Using a 3D printer that works with molten glass, researchers forged LEGO-like glass bricks with a strength comparable to concrete. The bricks could have a role in circular construction in which materials are used over and over again.
“Glass as a structural material kind of breaks people’s brains a little bit,” says Michael Stern, a former MIT graduate student and researcher in both MIT’s Media Lab and Lincoln Laboratory. “We’re showing this is an opportunity to push the limits of what’s been done in architecture.”
Stern is also the founder of MIT spinoff, Evenline. That company developed a special 3D printer that can execute additive manufacturing using molten glass as its feedstock, which you can see in operation in the following video.
Glass masonry
In printing the bricks, Stern and his team used soda-lime glass that is used in most glass-blowing studios.
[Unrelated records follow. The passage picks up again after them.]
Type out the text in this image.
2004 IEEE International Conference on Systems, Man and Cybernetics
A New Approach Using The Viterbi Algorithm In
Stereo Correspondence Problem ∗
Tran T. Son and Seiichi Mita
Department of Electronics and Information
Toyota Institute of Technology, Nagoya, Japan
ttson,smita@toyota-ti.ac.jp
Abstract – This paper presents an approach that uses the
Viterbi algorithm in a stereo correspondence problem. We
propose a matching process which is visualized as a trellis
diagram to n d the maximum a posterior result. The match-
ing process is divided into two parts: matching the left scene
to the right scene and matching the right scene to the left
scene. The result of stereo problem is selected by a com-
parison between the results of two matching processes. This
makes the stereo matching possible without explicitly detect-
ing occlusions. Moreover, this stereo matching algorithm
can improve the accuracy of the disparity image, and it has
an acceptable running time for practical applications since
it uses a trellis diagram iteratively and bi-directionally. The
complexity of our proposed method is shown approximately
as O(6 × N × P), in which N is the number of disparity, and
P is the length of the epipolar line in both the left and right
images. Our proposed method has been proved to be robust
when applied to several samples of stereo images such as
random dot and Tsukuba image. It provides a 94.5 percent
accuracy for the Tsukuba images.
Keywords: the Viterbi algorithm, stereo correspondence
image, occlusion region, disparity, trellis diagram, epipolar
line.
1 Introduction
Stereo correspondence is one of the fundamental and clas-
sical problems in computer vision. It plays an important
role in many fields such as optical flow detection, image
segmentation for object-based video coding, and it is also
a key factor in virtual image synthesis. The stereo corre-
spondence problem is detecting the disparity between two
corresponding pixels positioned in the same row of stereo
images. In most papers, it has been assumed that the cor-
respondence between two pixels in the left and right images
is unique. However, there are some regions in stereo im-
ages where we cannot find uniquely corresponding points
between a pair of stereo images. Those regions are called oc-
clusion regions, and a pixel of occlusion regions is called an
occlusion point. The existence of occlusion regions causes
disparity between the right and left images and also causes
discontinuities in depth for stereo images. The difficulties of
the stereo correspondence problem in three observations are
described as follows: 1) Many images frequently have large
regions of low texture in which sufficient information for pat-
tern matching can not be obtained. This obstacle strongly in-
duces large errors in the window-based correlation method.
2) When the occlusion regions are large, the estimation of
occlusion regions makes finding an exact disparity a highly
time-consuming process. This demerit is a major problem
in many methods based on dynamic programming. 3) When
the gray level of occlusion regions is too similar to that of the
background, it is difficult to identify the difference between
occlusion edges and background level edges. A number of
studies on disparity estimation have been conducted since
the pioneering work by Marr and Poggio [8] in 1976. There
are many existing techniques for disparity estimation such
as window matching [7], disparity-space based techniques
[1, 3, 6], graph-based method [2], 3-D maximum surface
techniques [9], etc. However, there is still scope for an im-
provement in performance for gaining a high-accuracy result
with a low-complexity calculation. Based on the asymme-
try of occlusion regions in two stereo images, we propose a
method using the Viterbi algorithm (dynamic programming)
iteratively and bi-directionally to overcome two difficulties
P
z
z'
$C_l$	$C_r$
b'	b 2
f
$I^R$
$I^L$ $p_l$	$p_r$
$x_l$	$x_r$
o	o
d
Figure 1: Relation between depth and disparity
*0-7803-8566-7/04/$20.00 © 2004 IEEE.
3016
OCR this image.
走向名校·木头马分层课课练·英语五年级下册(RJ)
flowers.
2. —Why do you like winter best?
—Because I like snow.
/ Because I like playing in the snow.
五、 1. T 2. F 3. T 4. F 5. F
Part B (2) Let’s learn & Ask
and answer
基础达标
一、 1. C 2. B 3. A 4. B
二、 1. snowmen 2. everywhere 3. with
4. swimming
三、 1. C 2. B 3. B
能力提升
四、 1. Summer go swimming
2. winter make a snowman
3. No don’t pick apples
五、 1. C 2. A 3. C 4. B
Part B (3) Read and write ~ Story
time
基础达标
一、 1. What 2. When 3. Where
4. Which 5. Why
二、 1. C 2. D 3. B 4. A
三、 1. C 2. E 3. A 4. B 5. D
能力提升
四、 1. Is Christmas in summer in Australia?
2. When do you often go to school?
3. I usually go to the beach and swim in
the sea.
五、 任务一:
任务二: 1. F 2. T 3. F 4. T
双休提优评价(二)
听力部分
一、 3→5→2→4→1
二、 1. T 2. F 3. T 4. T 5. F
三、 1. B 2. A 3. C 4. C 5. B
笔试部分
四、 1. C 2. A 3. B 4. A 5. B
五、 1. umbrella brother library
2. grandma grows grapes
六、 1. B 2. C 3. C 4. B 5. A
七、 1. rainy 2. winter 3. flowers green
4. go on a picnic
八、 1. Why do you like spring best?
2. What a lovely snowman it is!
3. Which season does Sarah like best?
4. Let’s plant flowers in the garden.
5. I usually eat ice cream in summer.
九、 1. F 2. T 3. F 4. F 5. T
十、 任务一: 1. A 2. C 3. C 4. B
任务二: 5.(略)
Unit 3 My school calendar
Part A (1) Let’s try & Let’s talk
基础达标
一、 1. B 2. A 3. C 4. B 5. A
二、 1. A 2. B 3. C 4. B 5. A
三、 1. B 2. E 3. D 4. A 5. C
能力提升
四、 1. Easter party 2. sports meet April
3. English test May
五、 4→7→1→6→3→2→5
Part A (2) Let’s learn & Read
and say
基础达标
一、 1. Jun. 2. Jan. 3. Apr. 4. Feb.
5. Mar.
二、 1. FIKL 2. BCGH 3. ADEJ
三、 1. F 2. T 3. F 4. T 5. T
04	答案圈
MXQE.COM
The bricks have a figure-eight design which, the engineers say, allows them to be used for curved construction projects. They also contain two small pegs on the bottom that allow them to interlock, much in the same way LEGOs go together. After the bricks were printed, the team placed them in an industrial hydraulic press to see how much force they could take and found that they were almost as strong as concrete blocks. Adding an interlocking feature from aluminum on the bottom of the blocks made them even stronger.
The researchers also built a small wall using the bricks as a proof of concept.
The bricks fit neatly into the circular construction ethos in several ways. First, they are made from recycled glass. Second, after they have fulfilled their role in supporting a structure, they can be snapped apart and reconfigured into a new form. Finally, if the bricks themselves won’t work in a new project, the glass can be melted down and 3D printed into a different shape.
The material joins other eco-friendly glass bricks including those made from discarded glass and recycling waste ash, as well as a set of highly insulating glass blocks made from aerogels.
“I get excited about expanding design and manufacturing spaces for challenging materials with interesting characteristics, like glass and its optical properties and recyclability,” says Kaitlyn Becker, assistant professor of mechanical engineering at MIT who helped develop the bricks. “As long as it’s not contaminated, you can recycle glass almost infinitely.”
A research paper describing the development and testing of the bricks has been published in the journal Glass Structures and Engineering.